Following on from that Act a circular (1999/01) was also given to all
agencies, effective from 1 July 1999, placing responsibility upon all
agencies to manage foreign exchange transactions and risk. There is also an
obligation on those agencies to get advice from the Reserve Bank and the
flexibility to seek advice elsewhere.
Illustrating Labor's confusion in criticising the recent reforms, Labor
acknowledged in a press conference today that it did nothing to improve the
process in its time. In answer to the question 'Did Labor operate under the
supplementation system in relation to Defence?' the Opposition spokesperson
for Defence said, "The exchange rate processes at the time were managed in
accordance with the procedures at the time."

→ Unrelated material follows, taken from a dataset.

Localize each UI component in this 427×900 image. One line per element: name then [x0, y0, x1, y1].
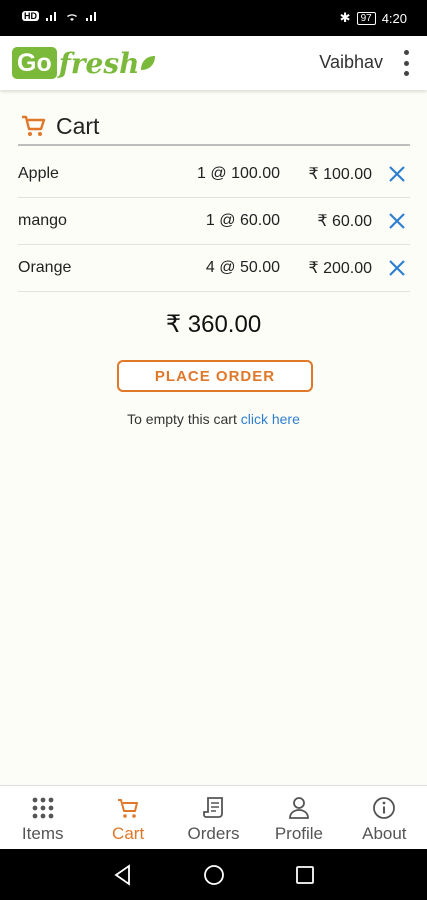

Yet the Opposition spokesperson for Finance admitted the FMA Act
implemented by the Howard Government "imposes more stringent obligations on
individual agencies" and allows agencies "to prepare for those difficulties
and to ensure that they are covered."
So it is no longer a case of acquiring foreign currency when you need it
but for each agency to manage the process properly, which includes getting
the appropriate advice from the Reserve Bank or other experts, in line with
In regard to the Auditor-General's comments relating to the centralising of
strategic foreign exchange advice, both the Department of Finance and
Administration and the Department of Treasury have indicated this will be
considered. Both the Treasurer and I will examine that recommendation
Thursday, 1 June 2000
Too bad that all the people who really know how to run the country are
busy driving taxi cabs and cutting hair.